Metabolic disrupters, phages, and other approaches are going to be needed to treat the broadest possible range of patients infected by bacterial pathogens resistant to multiple drugs.
In the summer of 1924, Calvin Jr., President Coolidge’s youngest son, developed a blister in his third right toe while playing tennis at the White House court. The blister became infected with Staphylococcus aureus (staph), and he died a week later at just 16 years old. Two decades later, penicillin could have saved him, but this drug is now useless against staph because of drug resistance, which has now become a broader crisis in medicine.
Of course, there is an ongoing search for new safe and effective antibiotics, but agents are very difficult to find. Unfortunately, even after the introduction of a new antibiotic, resistance inevitably develops through the evolution of the targeted bacteria in months to years. While we support the ongoing efforts to develop new antibiotics, we thought it would be timely to review other therapeutic approaches beyond antibiotics that are being explored.
One strategy exploits the ability of some drugs to potentiate the effects of a particular antibiotic and permit the use of smaller doses of antibiotics, thereby reducing the risks for undesirable side effects. For example, in in vitro and in vivo experiments some antibiotics are more effective when paired with a proanthocyanidin, from cranberries, that both increases antibiotic entry into bacterial cells and decreases efflux of antibiotic from those cells.
Until these new options are available, we must redouble our efforts to strengthen infection control procedures in hospitals to reduce the spread of resistant microbes.
Human microbial ecology is another factor of great importance for the treatment of bacterial infections. The microbes normally in our gastrointestinal tracts, on the skin, and elsewhere in or on the human body have major influences on human physiology. Similarly, the composition of the normal microbial populations associated with human beings can influence the risks of infection by dangerous bacteria, whether they possess multiple antibiotic resistance mechanisms or not. One example of the influence of the microbiome on the risk of infection is the apparent effectiveness of fecal microbiome transplants for certain gastrointestinal infections, such as those caused by Clostridium difficile.

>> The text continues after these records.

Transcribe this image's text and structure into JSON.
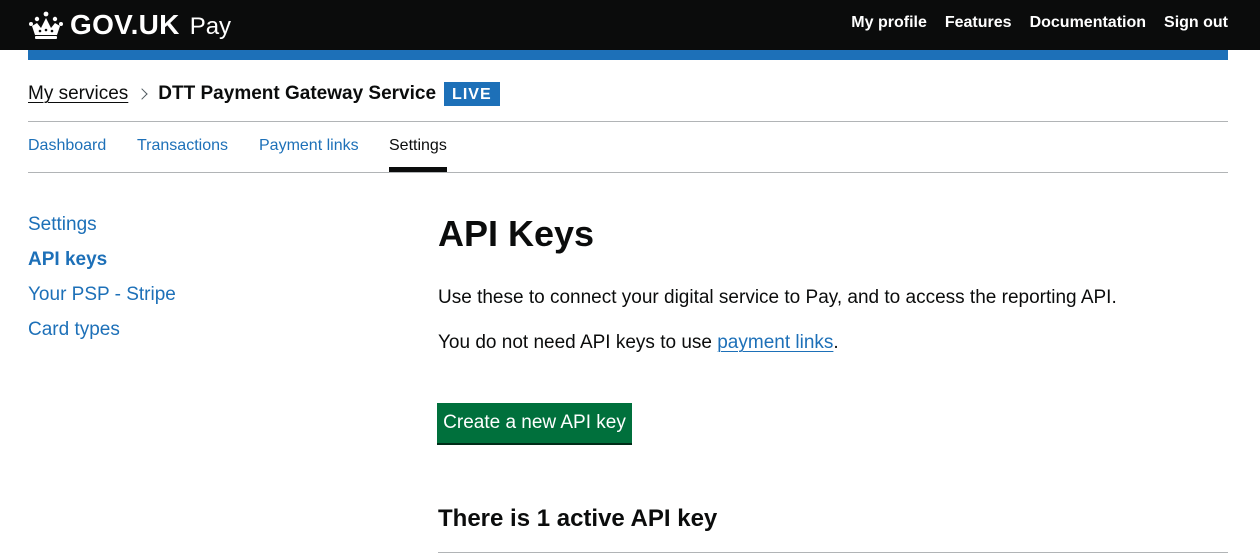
{
  "header": {
    "logo_text": "GOV.UK",
    "product": "Pay",
    "nav": [
      "My profile",
      "Features",
      "Documentation",
      "Sign out"
    ]
  },
  "breadcrumb": {
    "link": "My services",
    "current": "DTT Payment Gateway Service",
    "tag": "LIVE"
  },
  "tabs": {
    "items": [
      "Dashboard",
      "Transactions",
      "Payment links",
      "Settings"
    ],
    "active": "Settings"
  },
  "side_nav": {
    "items": [
      "Settings",
      "API keys",
      "Your PSP - Stripe",
      "Card types"
    ],
    "current": "API keys"
  },
  "main": {
    "title": "API Keys",
    "intro": "Use these to connect your digital service to Pay, and to access the reporting API.",
    "note_prefix": "You do not need API keys to use ",
    "note_link": "payment links",
    "note_suffix": ".",
    "button": "Create a new API key",
    "active_heading": "There is 1 active API key"
  },
  "colors": {
    "header": "#0b0c0c",
    "brand_blue": "#1d70b8",
    "button_green": "#00703c",
    "text": "#0b0c0c",
    "rule": "#b1b4b6"
  },
  "icons": [
    "crown-icon",
    "chevron-right-icon"
  ]
}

More than a century ago, microbiologists discovered viruses, known as bacteriophages, that killed bacteria. Exploitation of these natural parasites of microbes as antibacterial therapy began soon thereafter. While interest in this approach largely waned in Europe and the US after the introduction of antibiotics in the mid-20th century, there is now a renewed interest in using bacteriophages to treat bacterial infections. Recently, there have been several cases reported for which phage therapy produced substantial clinical benefit in a variety of severe infections. Enzymes derived from phages and other microbes might also be used in therapy, echoing early efforts by the legendary Rene Dubos to treat pneumonia in monkeys with an enzyme that digested the bacterial coat.
The immune system provides an additional potential source of antimicrobial agents. Antibodies, proteins produced by white blood cells known as B lymphocytes, can be used in their natural form or modified using genetic or chemical methods. In the days before antibiotics, many infectious diseases were treated with antibodies in the form of serum therapy. For certain pathogens, it may also make sense to investigate the relevance of developing new vaccines.
Until these new options are available, we must redouble our efforts to strengthen infection control procedures in hospitals to reduce the spread of resistant microbes. In addition, careful husbandry of our remaining antibiotics is essential to prolong their usefulness and that means avoiding unnecessary use such as when physicians prescribe antibacterial drugs for colds caused by viruses.
A final consideration is that antibiotic therapy can fail in the long-term not only because of classical mechanisms of drug resistance but also because of phenomena called “persistence” or “tolerance”. The mechanisms causing these phenomena are changes in microbes that allow them to survive antibiotic therapy without genetic mutations such as alterations in metabolic activity. These so-called “persister” cells can serve as future sources of mutations that confer drug resistance. One possible approach to killing persister bacteria combines an antibiotic with another drug intended to activate cellular metabolism.
Physicians, academic researchers, pharmaceutical companies, funding organizations, and the public need to recognize the importance of pursuing these other interventions along with finding new antibiotics. To effectively combat drug resistance we need an eclectic strategy that emphasizes therapeutic approaches deploying both new drugs and other new means to eliminate microbes.
Neil S. Greenspan is a professor of pathology at Case Western Reserve University and Arturo Casadevall is a professor of molecular microbiology and immunology at Johns Hopkins University.